A RECORD AMOUNT of snowfall over the winter forced the school system to re-evaluate its snow days policy. Overall, the school system missed 10 days because of snow, half of which were forgiven by the state. The school system’s calendar only had three snow days built in, forcing the board to decide how best to make up the remaining days. The decision was made, midst the protest of students, to increase the school day by 30 minutes between April 21-May 16 rather than extend the school year.

The decision received mixed reviews and had the board mulling over future schedule changes. In December, the board approved the 2004-05 calendars, which include more built-in snow days that will be returned at the end of the year as vacation days if they are not used.

ALSO RECEIVING MIXED REVIEWS were the five reports issued by independent consultant, Gibson Consulting Group out of Texas, particularly the one pertaining to special education, which was characterized by critics as using incorrect information, failing to provide benchmarks and over-estimating potential savings. In some cases, the suggestions made by the Gibson Group were either already adopted by the school system or in the process of being implemented. Other suggestions, such as closing 15 of 21 special-education centers, were deemed not appropriate for the Fairfax community. The school system spent $265,000 on the five reports.
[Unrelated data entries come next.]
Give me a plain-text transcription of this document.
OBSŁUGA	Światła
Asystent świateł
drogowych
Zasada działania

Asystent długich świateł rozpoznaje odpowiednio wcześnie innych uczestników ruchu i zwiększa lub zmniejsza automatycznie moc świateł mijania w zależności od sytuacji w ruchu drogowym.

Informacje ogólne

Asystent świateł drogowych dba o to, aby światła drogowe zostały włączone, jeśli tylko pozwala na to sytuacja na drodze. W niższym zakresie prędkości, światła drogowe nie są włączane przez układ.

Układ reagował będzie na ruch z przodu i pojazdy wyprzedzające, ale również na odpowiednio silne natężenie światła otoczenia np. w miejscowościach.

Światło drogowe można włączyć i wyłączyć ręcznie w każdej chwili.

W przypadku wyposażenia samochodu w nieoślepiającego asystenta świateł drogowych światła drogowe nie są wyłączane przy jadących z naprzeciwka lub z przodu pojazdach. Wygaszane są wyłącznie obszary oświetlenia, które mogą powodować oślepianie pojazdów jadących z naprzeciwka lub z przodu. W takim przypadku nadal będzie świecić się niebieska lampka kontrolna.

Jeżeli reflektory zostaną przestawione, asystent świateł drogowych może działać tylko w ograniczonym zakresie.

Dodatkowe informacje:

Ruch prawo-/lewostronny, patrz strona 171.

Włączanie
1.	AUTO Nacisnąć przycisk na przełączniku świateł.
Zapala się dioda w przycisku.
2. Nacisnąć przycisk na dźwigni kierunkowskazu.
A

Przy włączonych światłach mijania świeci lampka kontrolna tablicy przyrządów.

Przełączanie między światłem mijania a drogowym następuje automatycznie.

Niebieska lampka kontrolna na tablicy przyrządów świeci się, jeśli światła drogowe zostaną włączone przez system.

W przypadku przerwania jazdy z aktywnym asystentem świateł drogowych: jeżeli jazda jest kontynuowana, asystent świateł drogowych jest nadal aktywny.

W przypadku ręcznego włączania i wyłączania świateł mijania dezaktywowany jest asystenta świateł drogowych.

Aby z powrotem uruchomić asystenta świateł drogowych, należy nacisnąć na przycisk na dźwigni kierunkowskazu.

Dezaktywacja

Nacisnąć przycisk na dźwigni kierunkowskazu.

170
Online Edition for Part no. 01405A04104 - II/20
THE SCHOOL SYSTEM ALSO experienced three key losses in personnel over the past 12 months. Deputy Superintendent Alan Leis, who had been with the school system for more than 30 years left in April after accepting the job of schools superintendent of the Naperville Community Unit School District 203 in Illinois. Nancy Sprague, assistant superintendent for instructional services, was elevated to chief academic officer after Leis’ departure was announced, the deputy superintendent position was eliminated in an ongoing administrative restructuring. However, Sprague, who had been with Fairfax County schools since 1990, died suddenly October 30.

"Nancy's death really had a profound effect," School Board member Stuart Gibson (Hunter Mill). "Someone once said, Nancy forgets more about instruction in one day than most people know in a lifetime."

Then in December, Domenech announced his retirement, effective this upcoming March. Domenech, in his sixth year as superintendent, will be returning to New York to serve as senior vice president of urban markets for McGraw-Hill Education, a textbook and educational materials company.

The School Board is expected to take up the task of selecting a new superintendent beginning Jan. 12 at a work session to discuss a request for proposal to conduct a search for a new superintendent. A tentative schedule has the School Board, along with a consultant, interviewing potential candidates beginning July with a final decision being made by December. There has been no word as to who will fill the position temporarily. Brad Draeger, assistant superintendent of human resources, in the meantime has been named chief academic officer on an interim basis.

"Right now the new board will have to be looking for a new superintendent," said former School Board member Isis Castro (Mount Vernon). "With the death of Nancy Sprague and the new leadership ...  it’s going to be interesting to watch."

IN ADDITION, the School Board lost six members as a result of the November elections. Christian Braunlich (Lee) and Mychele Brickner (At large) did not seek re-election to the board and pursued other political offices instead. Isis Castro (Mount Vernon), Ernestine Heastie (Providence) and Robert Frye (At large) opted to retire from public office altogether. Rita Thompson (At large), who was elected in 1999, lost her bid to retain her seat in a closely contested at-large race that propelled Ilryong Moon onto the board for a second term.

"For the most part, there are some strong individuals with educational backgrounds on the board now," said Tessie Wilson (Braddock). "They're ready to hit the ground running. And there are some strong personalities. I think there will be clashes among the Democrats."

Joining Moon are incumbents Cathy Belter (Springfield), Stuart Gibson (Hunter Mill), L. Kaye Kory (Mason), Jane Strauss (Dranesville), Kathy Smith (Sully), Tessie Wilson (Braddock), and newcomers Brad Center (Lee), Steve Hunt (At large), Phil Niedzielski-Eichner (Providence), Janet Oleszek (At large), and Daniel Storck (Mount Vernon). The new board will hold its first meeting Jan. 8. Besides only one minority member, Moon, the board is reduced to only two Republican-endorsed members, Wilson and Hunt.